Deltasound’s immediate concern, however, now is to record an album. They won’t, however, be chasing a record contract, preferring, as with the two EPs, to self-release it.
“I think the Lazarus Effect were foolish chasing a record deal now”, admits Jonjo with the wisdom of hindsight. “If we had got one, whichever label we were signed to would probably have only tried to mould us anyway. Deltasound aren’t going to do anything just because we think it is going to tick someone’s boxes. We won’t change what we do, cut a song down to half its length so that it can be played on some crap radio station or whatever. We’re not interested in doing that. We think our music is great and it is better to take it as it is.”
Adrian, who works for a local music PR firm, is even more scathing about the prospect of signing to a record company.
“You see a lot of bands that are clearly in it because they want to be in a band and who are not even really that interested in music”, he reflects. “They think that if they do the promotion and radio and press and do as their record companies tell them that give it six months they’ll be on the front of ‘NME’. You quickly release that the best bands work through that and don’t think about it that way. It seems pointless chasing a record deal and getting into debt by being given a big fat loan by a company that is going to try and make you be something that you don’t want to be anyway.”

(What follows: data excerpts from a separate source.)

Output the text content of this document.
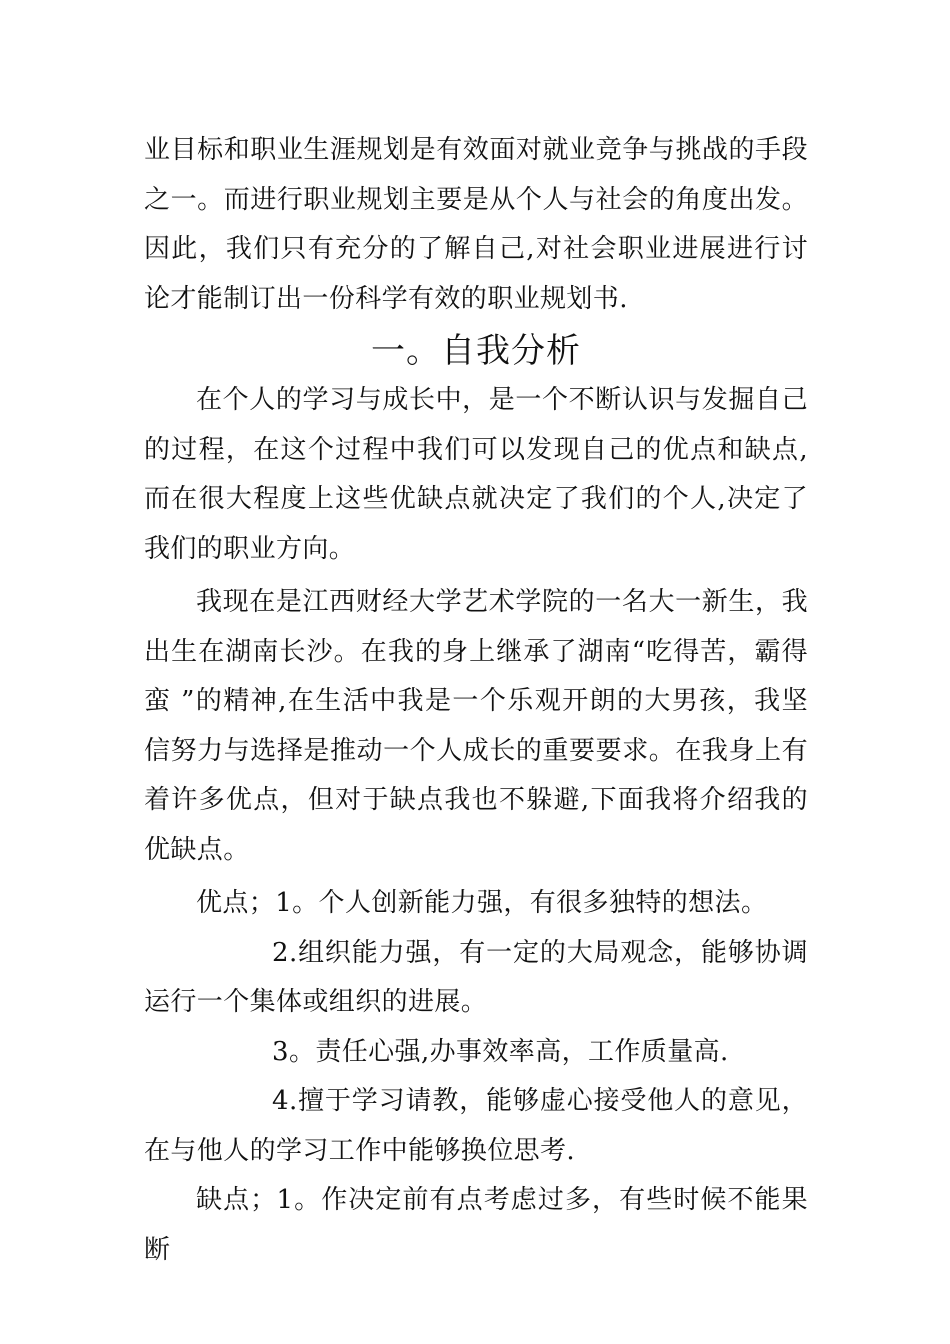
业目标和职业生涯规划是有效面对就业竞争与挑战的手段之一。而进行职业规划主要是从个人与社会的角度出发。因此，我们只有充分的了解自己,对社会职业进展进行讨论才能制订出一份科学有效的职业规划书.

一。自我分析

在个人的学习与成长中，是一个不断认识与发掘自己的过程，在这个过程中我们可以发现自己的优点和缺点,而在很大程度上这些优缺点就决定了我们的个人,决定了我们的职业方向。

我现在是江西财经大学艺术学院的一名大一新生，我出生在湖南长沙。在我的身上继承了湖南“吃得苦，霸得蛮 ”的精神,在生活中我是一个乐观开朗的大男孩，我坚信努力与选择是推动一个人成长的重要要求。在我身上有着许多优点，但对于缺点我也不躲避,下面我将介绍我的优缺点。

优点；1。个人创新能力强，有很多独特的想法。

2.组织能力强，有一定的大局观念，能够协调运行一个集体或组织的进展。

3。责任心强,办事效率高，工作质量高.

4.擅于学习请教，能够虚心接受他人的意见，在与他人的学习工作中能够换位思考.

缺点；1。作决定前有点考虑过多，有些时候不能果断
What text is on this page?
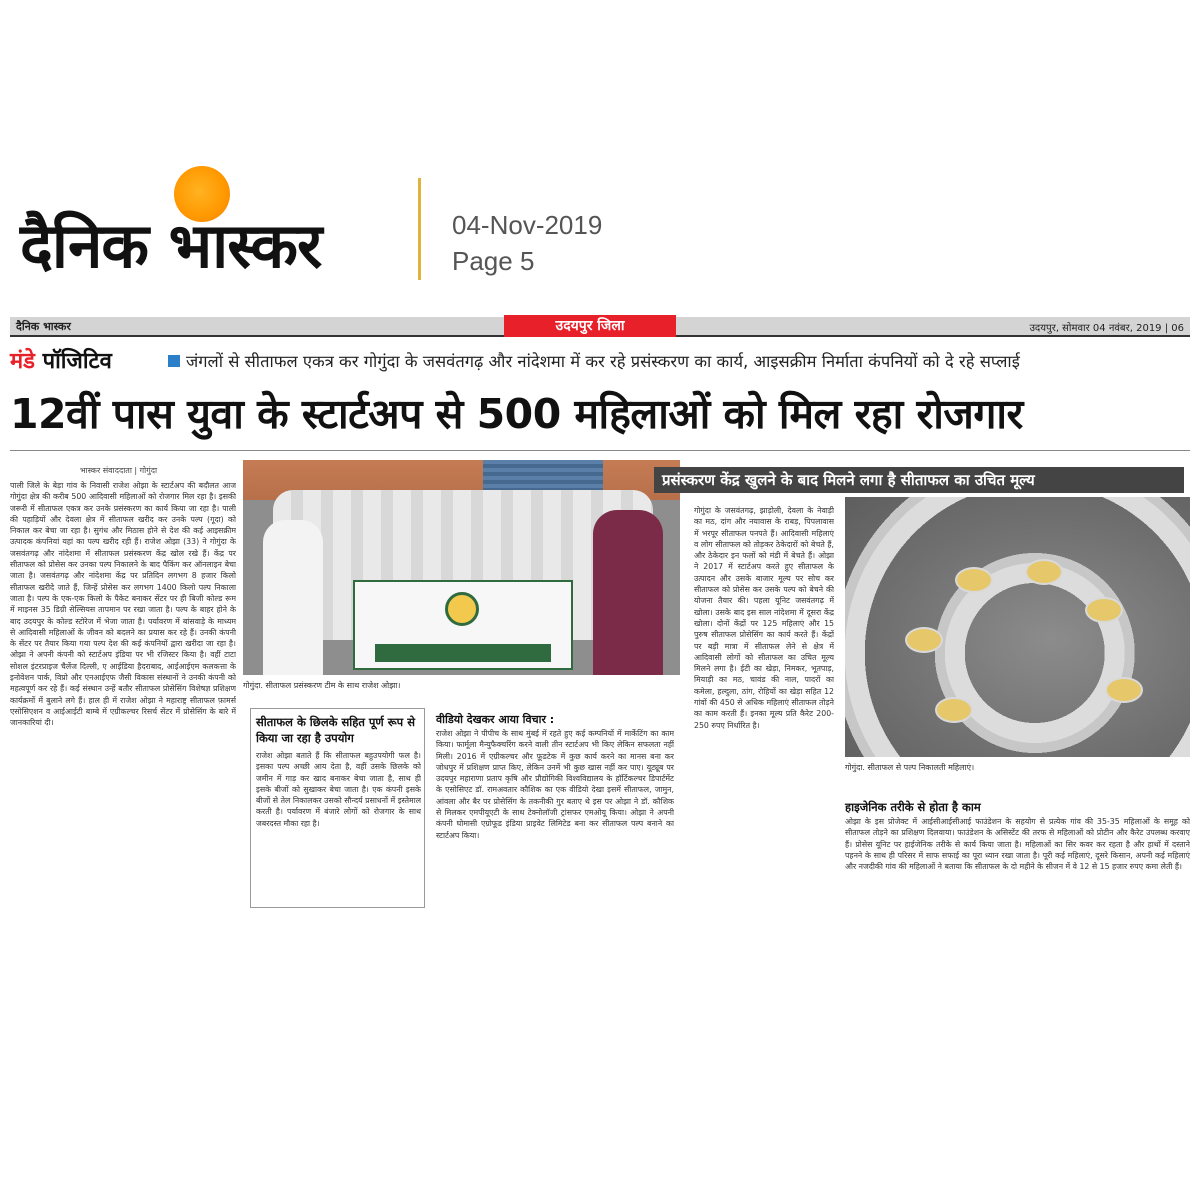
दैनिक भास्कर	04-Nov-2019
Page 5
दैनिक भास्कर	उदयपुर जिला	उदयपुर, सोमवार 04 नवंबर, 2019 | 06
मंडे पॉजिटिव	जंगलों से सीताफल एकत्र कर गोगुंदा के जसवंतगढ़ और नांदेशमा में कर रहे प्रसंस्करण का कार्य, आइसक्रीम निर्माता कंपनियों को दे रहे सप्लाई
12वीं पास युवा के स्टार्टअप से 500 महिलाओं को मिल रहा रोजगार
भास्कर संवाददाता | गोगुंदा
पाली जिले के बेड़ा गांव के निवासी राजेश ओझा के स्टार्टअप की बदौलत आज गोगुंदा क्षेत्र की करीब 500 आदिवासी महिलाओं को रोजगार मिल रहा है। इसकी जरूरी में सीताफल एकत्र कर उनके प्रसंस्करण का कार्य किया जा रहा है। पाली की पहाड़ियों और देवला क्षेत्र में सीताफल खरीद कर उनके पल्प (गूदा) को निकाल कर बेचा जा रहा है। सुगंध और मिठास होने से देश की कई आइसक्रीम उत्पादक कंपनियां यहां का पल्प खरीद रही हैं। राजेश ओझा (33) ने गोगुंदा के जसवंतगढ़ और नांदेशमा में सीताफल प्रसंस्करण केंद्र खोल रखे हैं। केंद्र पर सीताफल को प्रोसेस कर उनका पल्प निकालने के बाद पैकिंग कर ऑनलाइन बेचा जाता है। जसवंतगढ़ और नांदेशमा केंद्र पर प्रतिदिन लगभग 8 हजार किलो सीताफल खरीदे जाते हैं, जिन्हें प्रोसेस कर लगभग 1400 किलो पल्प निकाला जाता है। पल्प के एक-एक किलो के पैकेट बनाकर सेंटर पर ही बिजी कोल्ड रूम में माइनस 35 डिग्री सेल्सियस तापमान पर रखा जाता है। पल्प के बाहर होने के बाद उदयपुर के कोल्ड स्टोरेज में भेजा जाता है। पर्यावरण में बांसवाड़े के माध्यम से आदिवासी महिलाओं के जीवन को बदलने का प्रयास कर रहे हैं। उनकी कंपनी के सेंटर पर तैयार किया गया पल्प देश की कई कंपनियों द्वारा खरीदा जा रहा है। ओझा ने अपनी कंपनी को स्टार्टअप इंडिया पर भी रजिस्टर किया है। वहीं टाटा सोशल इंटरप्राइज चैलेंज दिल्ली, ए आईडिया हैदराबाद, आईआईएम कलकत्ता के इनोवेशन पार्क, विप्रो और एनआईएफ जैसी विकास संस्थानों ने उनकी कंपनी को महत्वपूर्ण कर रहे हैं। कई संस्थान उन्हें बतौर सीताफल प्रोसेसिंग विशेषज्ञ प्रशिक्षण कार्यक्रमों में बुलाने लगे हैं। हाल ही में राजेश ओझा ने महाराष्ट्र सीताफल फ़ामर्स एसोसिएशन व आईआईटी बाम्बे में एग्रीकल्चर रिसर्च सेंटर में प्रोसेसिंग के बारे में जानकारियां दी।
गोगुंदा. सीताफल प्रसंस्करण टीम के साथ राजेश ओझा।
सीताफल के छिलके सहित पूर्ण रूप से किया जा रहा है उपयोग
राजेश ओझा बताते हैं कि सीताफल बहुउपयोगी फल है। इसका पल्प अच्छी आय देता है, वहीं उसके छिलके को जमीन में गाड़ कर खाद बनाकर बेचा जाता है, साथ ही इसके बीजों को सुखाकर बेचा जाता है। एक कंपनी इसके बीजों से तेल निकालकर उसको सौन्दर्य प्रसाधनों में इस्तेमाल करती है। पर्यावरण में बंजारे लोगों को रोजगार के साथ जबरदस्त मौका रहा है।
वीडियो देखकर आया विचार :
राजेश ओझा ने पीपीच के साथ मुंबई में रहते हुए कई कम्पनियों में मार्केटिंग का काम किया। फार्मूला मैन्युफैक्चरिंग करने वाली तीन स्टार्टअप भी किए लेकिन सफलता नहीं मिली। 2016 में एग्रीकल्चर और फ़ूडटेक में कुछ कार्य करने का मानस बना कर जोधपुर में प्रशिक्षण प्राप्त किए, लेकिन उनमें भी कुछ खास नहीं कर पाए। यूट्यूब पर उदयपुर महाराणा प्रताप कृषि और प्रौद्योगिकी विश्वविद्यालय के हॉर्टिकल्चर डिपार्टमेंट के एसोसिएट डॉ. रामअवतार कौशिक का एक वीडियो देखा इसमें सीताफल, जामुन, आंवला और बैर पर प्रोसेसिंग के तकनीकी गुर बताए थे इस पर ओझा ने डॉ. कौशिक से मिलकर एमपीयूएटी के साथ टेक्नोलॉजी ट्रांसफर एमओयू किया। ओझा ने अपनी कंपनी घोमासी एग्रोफूड इंडिया प्राइवेट लिमिटेड बना कर सीताफल पल्प बनाने का स्टार्टअप किया।
प्रसंस्करण केंद्र खुलने के बाद मिलने लगा है सीताफल का उचित मूल्य
गोगुंदा के जसवंतगढ़, झाड़ोली, देवला के नेवाड़ी का मठ, दांग और नयावास के राबड़, पिपलावास में भरपूर सीताफल पनपते हैं। आदिवासी महिलाएं व लोग सीताफल को तोड़कर ठेकेदारों को बेचते हैं, और ठेकेदार इन फलों को मंडी में बेचते हैं। ओझा ने 2017 में स्टार्टअप करते हुए सीताफल के उत्पादन और उसके बाजार मूल्य पर सोच कर सीताफल को प्रोसेस कर उसके पल्प को बेचने की योजना तैयार की। पहला यूनिट जसवंतगढ़ में खोला। उसके बाद इस साल नांदेशमा में दूसरा केंद्र खोला। दोनों केंद्रों पर 125 महिलाएं और 15 पुरुष सीताफल प्रोसेसिंग का कार्य करते हैं। केंद्रों पर बड़ी मात्रा में सीताफल लेने से क्षेत्र में आदिवासी लोगों को सीताफल का उचित मूल्य मिलने लगा है। ईटी का खेड़ा, निमकर, भूतपाड़, मियाड़ी का मठ, चावंड की नाल, पादरों का कमेला, हल्दुला, ठांग, रोहियों का खेड़ा सहित 12 गांवों की 450 से अधिक महिलाएं सीताफल तोड़ने का काम करती हैं। इनका मूल्य प्रति कैरेट 200-250 रुपए निर्धारित है।
गोगुंदा. सीताफल से पल्प निकालती महिलाएं।
हाइजेनिक तरीके से होता है काम
ओझा के इस प्रोजेक्ट में आईसीआईसीआई फाउंडेशन के सहयोग से प्रत्येक गांव की 35-35 महिलाओं के समूह को सीताफल तोड़ने का प्रशिक्षण दिलवाया। फाउंडेशन के असिस्टेंट की तरफ से महिलाओं को प्रोटीन और कैरेट उपलब्ध करवाए हैं। प्रोसेस यूनिट पर हाईजेनिक तरीके से कार्य किया जाता है। महिलाओं का सिर कवर कर रहता है और हाथों में दस्ताने पहनने के साथ ही परिसर में साफ सफाई का पूरा ध्यान रखा जाता है। पूरी कई महिलाएं, दूसरे किसान, अपनी कई महिलाएं और नजदीकी गांव की महिलाओं ने बताया कि सीताफल के दो महीने के सीजन में वे 12 से 15 हजार रुपए कमा लेती हैं।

“It would obviously be incredible if we could tour for a living”, Jonjo considers, when asked about what the band’s hopes are for the future. “Our audience is building, but we have got no real expectations. We do a lot of free gigs locally because we enjoy playing live so much and would be happy though if it was practical and we could playing every single night for nothing as well.”
“We really love making the music that we do,” he says in conclusion. “The music that we play I listen to quite a lot myself. It is exactly what I want from music. I am enjoying playing in this band more than I have ever enjoyed playing music in my life, and really that is good enough for me.”
Jonjo McNeill and the rest of Deltasound are obviously having a fantastic time, avoiding the pressure of worrying too much about what the future holds for their band, enjoying each new development as it comes and making music that they believe in. One gets the impression that he won’t be dropping out of making music again in a hurry.